Overall, the results support the idea that Se inhibits the cocarcinogenic activity of As in skin by preventing the peripheral distribution of As from drinking water. In the mouse skin As is not carcinogenic by itself, but even if it were, Se would likely be a potent preventive agent. Evidence that Se prevents As from getting to peripheral tissues suggests that Se would be anticarcinogenic even in tissues where As is carcinogenic by itself.

The highly potent cocarcinogenic activity of As with UVR in mouse skin As (roughly a 5- or 6-fold enhancement) raises a serious question whether human studies showing that As is a carcinogen by itself may have overlooked a low-level companion (Burns et al. 2004; Rossman et al. 2004). Precedence for As as a cocarcinogen in humans has been derived from studies showing synergistic action with tobacco use for lung cancer induction in occupationally exposed workers (Choiu et al. 1995; Hertz-Picciotto et al. 1992) and with radon in tin miners (Xuan et al. 1993).

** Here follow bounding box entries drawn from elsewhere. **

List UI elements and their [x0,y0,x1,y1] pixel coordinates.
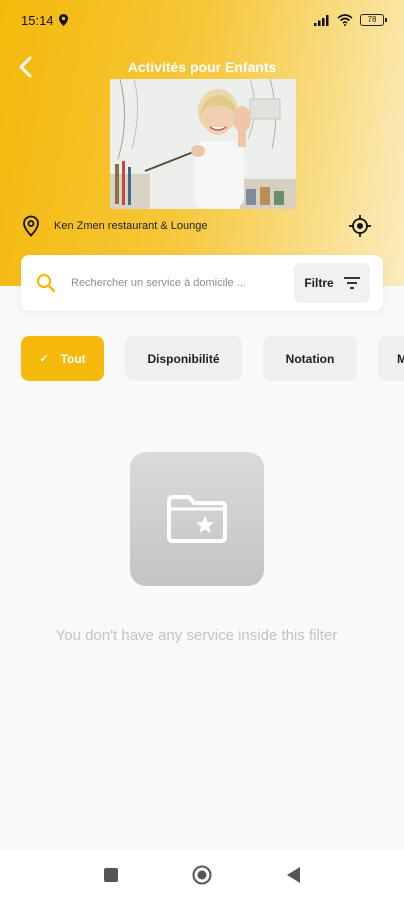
battery-level: 78 [367,15,377,24]
chip-label: Notation [285,351,335,366]
chip-notation[interactable]: Notation [263,336,357,381]
triangle-back-icon [287,867,300,883]
back-nav-button[interactable] [284,865,304,885]
search-bar: Filtre [21,255,383,311]
filter-label: Filtre [304,276,334,290]
filter-chips: ✓ Tout Disponibilité Notation M [21,336,404,382]
home-button[interactable] [192,865,212,885]
filter-lines-icon [343,277,360,289]
status-time: 15:14 [21,12,54,28]
folder-star-icon [167,495,227,543]
check-icon: ✓ [39,353,49,365]
map-pin-icon [23,215,39,237]
child-painting-illustration [110,79,296,209]
location-status-icon [58,14,68,26]
chip-disponibilite[interactable]: Disponibilité [125,336,242,381]
square-icon [104,868,118,882]
chip-more[interactable]: M [378,336,404,381]
chip-label: M [397,351,404,366]
empty-state-message: You don't have any service inside this f… [55,627,338,644]
circle-icon [192,865,212,885]
crosshair-icon [349,215,371,237]
search-icon[interactable] [35,272,57,294]
search-input[interactable] [71,277,269,289]
system-nav-bar [0,850,404,900]
filter-button[interactable]: Filtre [294,263,370,303]
location-row[interactable]: Ken Zmen restaurant & Lounge [22,214,382,238]
chip-label: Disponibilité [147,351,220,366]
page-title: Activités pour Enfants [127,59,277,75]
locate-me-button[interactable] [348,214,372,238]
status-bar: 15:14 78 [0,0,404,40]
chip-tout[interactable]: ✓ Tout [21,336,104,381]
hero-image [110,79,296,209]
location-address: Ken Zmen restaurant & Lounge [54,220,208,232]
battery-icon: 78 [360,14,387,26]
wifi-icon [337,14,353,26]
chip-label: Tout [60,351,86,366]
signal-icon [314,15,329,26]
empty-state-illustration [130,452,264,586]
recent-apps-button[interactable] [101,865,121,885]
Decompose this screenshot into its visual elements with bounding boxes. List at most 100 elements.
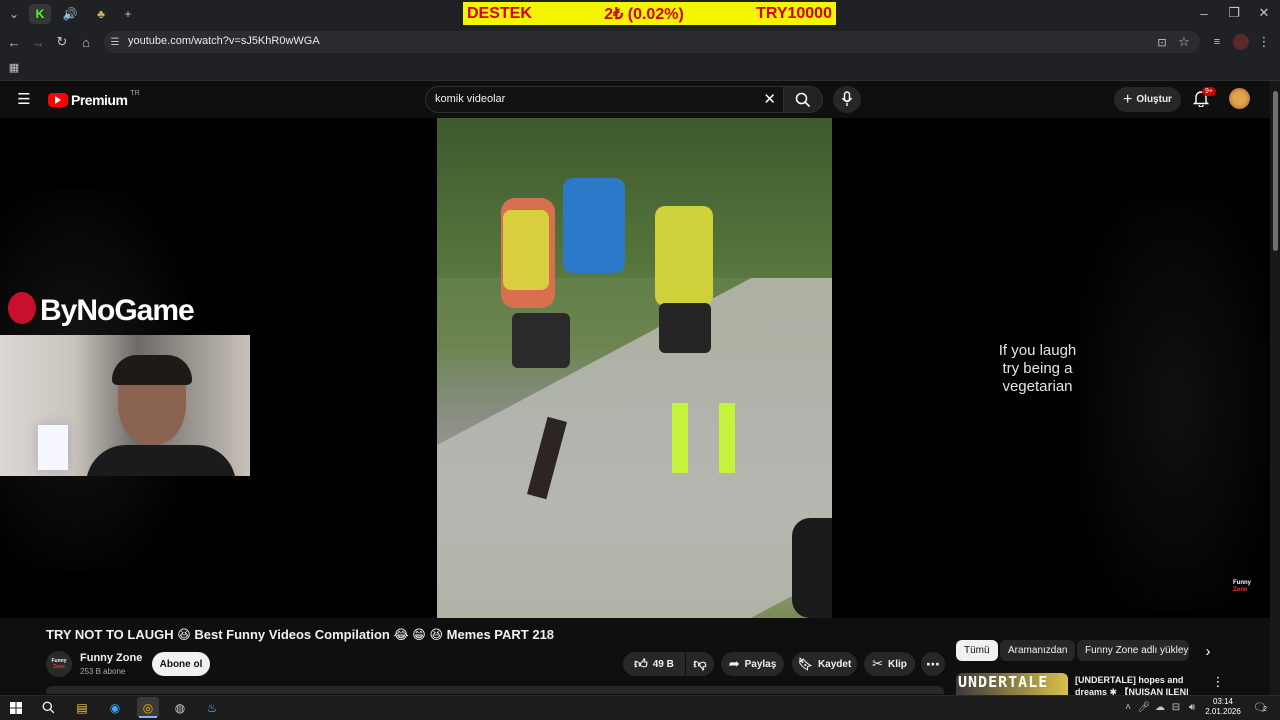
description-box[interactable] [46, 686, 944, 694]
search-button[interactable] [783, 86, 823, 113]
tab-search-dropdown[interactable]: ⌄ [3, 4, 25, 24]
video-side-caption: If you laugh try being a vegetarian [998, 342, 1077, 395]
chrome-icon[interactable]: ◎ [137, 697, 159, 718]
monitor-glow [38, 425, 68, 470]
microphone-icon [841, 91, 853, 106]
kick-icon: K [35, 7, 45, 21]
obs-icon[interactable]: ◍ [169, 697, 191, 718]
youtube-logo[interactable]: Premium TR [48, 90, 140, 108]
clock-time: 03:14 [1212, 697, 1234, 706]
plus-icon: + [1123, 90, 1133, 108]
recommendation-thumbnail[interactable]: UNDERTALE [956, 673, 1068, 695]
notification-badge: 9+ [1202, 87, 1216, 96]
tray-cloud-icon[interactable]: ☁ [1154, 700, 1166, 714]
avatar[interactable] [1229, 88, 1250, 109]
runner-right-shorts [659, 303, 711, 353]
tray-volume-icon[interactable]: 🔊︎ [1186, 700, 1198, 714]
apps-icon[interactable]: ▦ [6, 60, 22, 74]
active-app-indicator [139, 716, 157, 718]
new-tab-button[interactable]: + [117, 4, 139, 24]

Although the mechanism of formation of As–Se complexes is not fully understood, current evidence indicates that exogenous As depletes glutathione pools and elevates arsenation of protein sulfhydryl groups (Haugen et al. 2004). The levels of several selenoenzymes, particularly glutathione peroxidase, are lowered by As, and Se supplementation affects the same enzymes oppositely (Miyazaki et al. 2005). Arsenic binds initially to the sulfur of glutathione in selenoenzymes, after which a rearrangement can produce a stable complex containing two molecules of glutathione and one atom each of As and Se (Gailer et al. 2002b; Manley et al. 2006).

The present study points to the use of dietary Se as a potentially effective countermeasure against any and all types of exposures to As in drinking water that may result in unhealthy outcomes, because the As is effectively sequestered and excreted in the presence of sufficient levels of Se.